As with most young women in their 20s, I grew up learning about Tennessee's role in the legendary battle for women's suffrage. I read picture books, watched documentaries and listened to lectures dedicated to the historic showdown at the Hermitage Hotel in Nashville where suffragists and anti-suffragists alike had gathered in the wake of the 19th Amendment.

I am proud that my home state ultimately became the heart of the suffragist movement when on August 18, 1920, Tennessee became the 36th state to support, and therefore ratify, the 19th Amendment. We had helped legalize the female vote and set the national standard that: "The right of citizens of the United States to vote shall not be denied or abridged by the United States or by any State on account of sex" (as stated in the 19th Amendment).

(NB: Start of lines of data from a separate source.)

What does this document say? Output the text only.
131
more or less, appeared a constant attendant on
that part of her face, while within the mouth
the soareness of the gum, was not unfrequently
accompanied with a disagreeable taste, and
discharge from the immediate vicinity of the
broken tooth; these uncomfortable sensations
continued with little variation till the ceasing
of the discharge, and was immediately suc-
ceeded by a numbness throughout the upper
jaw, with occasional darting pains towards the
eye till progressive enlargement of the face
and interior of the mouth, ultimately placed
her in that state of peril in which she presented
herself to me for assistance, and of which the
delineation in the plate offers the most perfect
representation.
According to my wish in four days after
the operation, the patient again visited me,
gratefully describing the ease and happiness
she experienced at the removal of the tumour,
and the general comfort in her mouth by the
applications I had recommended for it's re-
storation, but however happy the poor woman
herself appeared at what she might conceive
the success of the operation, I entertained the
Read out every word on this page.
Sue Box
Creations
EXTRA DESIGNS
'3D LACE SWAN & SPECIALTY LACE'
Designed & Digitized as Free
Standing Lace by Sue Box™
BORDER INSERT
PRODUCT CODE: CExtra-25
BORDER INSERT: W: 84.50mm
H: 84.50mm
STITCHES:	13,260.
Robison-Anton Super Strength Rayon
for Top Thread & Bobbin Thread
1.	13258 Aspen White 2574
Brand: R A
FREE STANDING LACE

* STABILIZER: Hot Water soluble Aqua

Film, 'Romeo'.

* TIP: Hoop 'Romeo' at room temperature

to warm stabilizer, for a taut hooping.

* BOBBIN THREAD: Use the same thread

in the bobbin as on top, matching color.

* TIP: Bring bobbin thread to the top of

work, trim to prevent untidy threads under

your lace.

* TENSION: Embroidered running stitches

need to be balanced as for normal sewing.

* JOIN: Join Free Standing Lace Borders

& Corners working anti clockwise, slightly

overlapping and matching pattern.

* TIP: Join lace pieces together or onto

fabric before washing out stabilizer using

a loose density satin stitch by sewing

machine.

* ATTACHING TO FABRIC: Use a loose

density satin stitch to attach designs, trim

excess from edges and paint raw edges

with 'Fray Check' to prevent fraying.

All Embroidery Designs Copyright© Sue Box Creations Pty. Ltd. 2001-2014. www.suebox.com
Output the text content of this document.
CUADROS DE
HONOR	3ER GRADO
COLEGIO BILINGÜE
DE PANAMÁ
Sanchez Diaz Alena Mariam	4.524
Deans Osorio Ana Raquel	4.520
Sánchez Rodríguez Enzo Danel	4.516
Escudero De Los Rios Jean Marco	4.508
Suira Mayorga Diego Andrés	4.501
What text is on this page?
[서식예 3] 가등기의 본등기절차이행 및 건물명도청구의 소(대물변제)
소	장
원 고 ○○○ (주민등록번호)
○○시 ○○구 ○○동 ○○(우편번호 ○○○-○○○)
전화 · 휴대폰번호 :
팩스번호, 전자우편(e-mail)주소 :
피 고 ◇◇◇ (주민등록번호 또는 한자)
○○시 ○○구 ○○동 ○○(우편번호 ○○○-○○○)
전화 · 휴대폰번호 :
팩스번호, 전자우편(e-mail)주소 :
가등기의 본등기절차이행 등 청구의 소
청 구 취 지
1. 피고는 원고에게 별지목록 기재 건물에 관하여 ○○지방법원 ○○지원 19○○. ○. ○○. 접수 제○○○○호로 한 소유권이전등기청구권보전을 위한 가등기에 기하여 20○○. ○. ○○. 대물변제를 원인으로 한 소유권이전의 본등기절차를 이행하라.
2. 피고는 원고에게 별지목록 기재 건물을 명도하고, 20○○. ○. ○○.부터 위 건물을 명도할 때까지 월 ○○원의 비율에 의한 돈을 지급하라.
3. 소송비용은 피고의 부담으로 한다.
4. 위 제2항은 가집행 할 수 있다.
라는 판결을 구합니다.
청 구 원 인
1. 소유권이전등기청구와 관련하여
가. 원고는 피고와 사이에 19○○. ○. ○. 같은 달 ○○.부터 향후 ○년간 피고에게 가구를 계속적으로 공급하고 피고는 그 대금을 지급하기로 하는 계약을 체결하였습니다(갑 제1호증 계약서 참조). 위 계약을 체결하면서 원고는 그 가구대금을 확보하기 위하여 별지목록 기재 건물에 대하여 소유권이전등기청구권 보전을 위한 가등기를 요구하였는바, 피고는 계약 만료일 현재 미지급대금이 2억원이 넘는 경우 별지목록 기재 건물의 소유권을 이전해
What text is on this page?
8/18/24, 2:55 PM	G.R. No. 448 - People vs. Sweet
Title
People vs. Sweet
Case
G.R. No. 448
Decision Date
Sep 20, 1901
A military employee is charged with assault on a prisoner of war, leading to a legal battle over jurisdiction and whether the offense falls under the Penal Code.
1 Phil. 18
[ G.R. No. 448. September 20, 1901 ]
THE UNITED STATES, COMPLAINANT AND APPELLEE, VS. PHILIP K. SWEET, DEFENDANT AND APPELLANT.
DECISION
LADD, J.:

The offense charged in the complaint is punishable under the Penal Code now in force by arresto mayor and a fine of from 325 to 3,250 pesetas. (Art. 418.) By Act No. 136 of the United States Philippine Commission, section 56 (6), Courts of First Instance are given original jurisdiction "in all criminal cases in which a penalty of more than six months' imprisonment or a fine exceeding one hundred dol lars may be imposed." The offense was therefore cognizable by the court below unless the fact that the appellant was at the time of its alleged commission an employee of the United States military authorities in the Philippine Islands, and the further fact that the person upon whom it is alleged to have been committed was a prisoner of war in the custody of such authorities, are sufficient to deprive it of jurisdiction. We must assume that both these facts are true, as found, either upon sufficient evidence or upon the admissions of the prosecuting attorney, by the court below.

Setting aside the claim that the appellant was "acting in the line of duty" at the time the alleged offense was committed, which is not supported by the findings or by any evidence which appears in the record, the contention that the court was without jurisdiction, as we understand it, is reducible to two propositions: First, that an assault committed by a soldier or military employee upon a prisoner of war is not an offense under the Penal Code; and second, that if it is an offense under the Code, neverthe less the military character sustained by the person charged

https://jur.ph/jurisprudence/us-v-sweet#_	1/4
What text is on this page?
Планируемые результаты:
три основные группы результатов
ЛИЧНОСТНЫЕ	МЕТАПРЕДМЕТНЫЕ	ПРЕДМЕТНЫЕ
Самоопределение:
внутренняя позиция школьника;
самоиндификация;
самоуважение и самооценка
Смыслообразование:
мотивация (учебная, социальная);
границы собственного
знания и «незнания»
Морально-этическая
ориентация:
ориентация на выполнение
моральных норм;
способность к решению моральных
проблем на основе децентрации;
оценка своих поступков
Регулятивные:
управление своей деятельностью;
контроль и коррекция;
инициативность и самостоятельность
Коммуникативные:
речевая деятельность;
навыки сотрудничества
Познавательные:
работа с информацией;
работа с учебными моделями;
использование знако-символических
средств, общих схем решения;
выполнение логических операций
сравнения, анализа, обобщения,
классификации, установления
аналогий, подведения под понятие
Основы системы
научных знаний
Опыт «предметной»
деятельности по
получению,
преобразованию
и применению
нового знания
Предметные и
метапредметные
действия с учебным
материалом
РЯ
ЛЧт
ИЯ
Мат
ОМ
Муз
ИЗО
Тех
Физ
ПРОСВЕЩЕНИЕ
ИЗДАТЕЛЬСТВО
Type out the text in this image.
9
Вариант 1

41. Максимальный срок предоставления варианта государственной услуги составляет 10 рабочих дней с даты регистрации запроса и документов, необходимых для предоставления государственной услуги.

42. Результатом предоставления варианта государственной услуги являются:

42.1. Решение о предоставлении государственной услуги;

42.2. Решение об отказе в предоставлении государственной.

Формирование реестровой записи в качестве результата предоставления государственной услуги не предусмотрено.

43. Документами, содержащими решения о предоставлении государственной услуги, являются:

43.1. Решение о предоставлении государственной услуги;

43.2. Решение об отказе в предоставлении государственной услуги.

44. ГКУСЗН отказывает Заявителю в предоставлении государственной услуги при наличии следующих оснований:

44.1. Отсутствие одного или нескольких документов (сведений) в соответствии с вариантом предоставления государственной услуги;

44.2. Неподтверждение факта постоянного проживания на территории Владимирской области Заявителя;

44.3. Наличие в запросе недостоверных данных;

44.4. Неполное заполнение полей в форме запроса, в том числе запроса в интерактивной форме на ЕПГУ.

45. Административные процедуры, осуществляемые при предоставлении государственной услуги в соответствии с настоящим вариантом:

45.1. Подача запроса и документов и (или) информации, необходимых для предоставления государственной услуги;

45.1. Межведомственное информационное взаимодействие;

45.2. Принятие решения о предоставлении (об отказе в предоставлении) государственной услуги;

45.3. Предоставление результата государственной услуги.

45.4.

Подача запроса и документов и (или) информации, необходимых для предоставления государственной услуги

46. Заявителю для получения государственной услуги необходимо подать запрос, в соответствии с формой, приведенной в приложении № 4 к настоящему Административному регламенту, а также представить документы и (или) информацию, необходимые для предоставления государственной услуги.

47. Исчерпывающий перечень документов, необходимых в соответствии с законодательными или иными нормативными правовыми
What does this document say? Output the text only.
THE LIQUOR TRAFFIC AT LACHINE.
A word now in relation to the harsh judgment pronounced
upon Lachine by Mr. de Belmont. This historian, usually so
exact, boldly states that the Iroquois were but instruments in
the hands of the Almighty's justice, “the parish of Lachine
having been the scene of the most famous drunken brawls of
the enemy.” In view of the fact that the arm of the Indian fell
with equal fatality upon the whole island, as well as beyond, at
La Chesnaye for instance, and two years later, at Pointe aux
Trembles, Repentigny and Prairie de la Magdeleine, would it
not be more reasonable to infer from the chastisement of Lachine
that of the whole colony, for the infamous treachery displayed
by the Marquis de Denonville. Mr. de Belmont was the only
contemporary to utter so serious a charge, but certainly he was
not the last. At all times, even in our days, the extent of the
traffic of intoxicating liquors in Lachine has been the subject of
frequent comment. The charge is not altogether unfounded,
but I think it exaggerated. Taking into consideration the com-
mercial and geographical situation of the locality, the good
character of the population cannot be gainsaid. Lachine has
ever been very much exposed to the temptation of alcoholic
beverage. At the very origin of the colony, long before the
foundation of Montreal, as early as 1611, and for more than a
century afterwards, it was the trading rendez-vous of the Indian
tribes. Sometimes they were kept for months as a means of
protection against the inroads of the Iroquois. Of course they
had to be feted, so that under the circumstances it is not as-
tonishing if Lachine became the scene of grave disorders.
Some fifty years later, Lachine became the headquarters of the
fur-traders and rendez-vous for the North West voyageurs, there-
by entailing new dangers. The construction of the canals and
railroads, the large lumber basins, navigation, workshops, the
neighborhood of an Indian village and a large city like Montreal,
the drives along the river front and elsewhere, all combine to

It had all come down to one state, and then to one man: Harry Burn, the 24-year-old Tennessee state legislator whose vote turned the tides in the suffragists' favor. But perhaps I should say it had all come down to one woman, for Harry Burn had intended to vote against the amendment only to change his mind at the last minute after receiving a note from his mother Phoebe (Febb) Burn: "Dear Son: Hurrah and vote for suffrage! Don't keep them in doubt! I notice some of the speeches against. They were bitter. I have been watching to see how you stood, but have not noticed anything yet. Don't forget to be a good boy and help Mrs. [Carrie Chapman] Catt put the 'rat' in ratification. Your mother."

As a 22-year-old Tennessean native, and a woman to boot, our state's legacy has always been impressive, but it has rarely impressed me more so than in that post office in the middle of rural China. It took standing among a muzzled people and putting my ballot into hands that seemed bound in spirit for me to realize the significance of my own voice and the significance of Tennessee's controversial decision in 1920. Suffrage will never again look the same.

Callie Smith, a 2012 graduate of Lee University and a 2009 graduate of Girls Preparatory School, worked on faculty at Henan Univeristy in Kaifeng, China.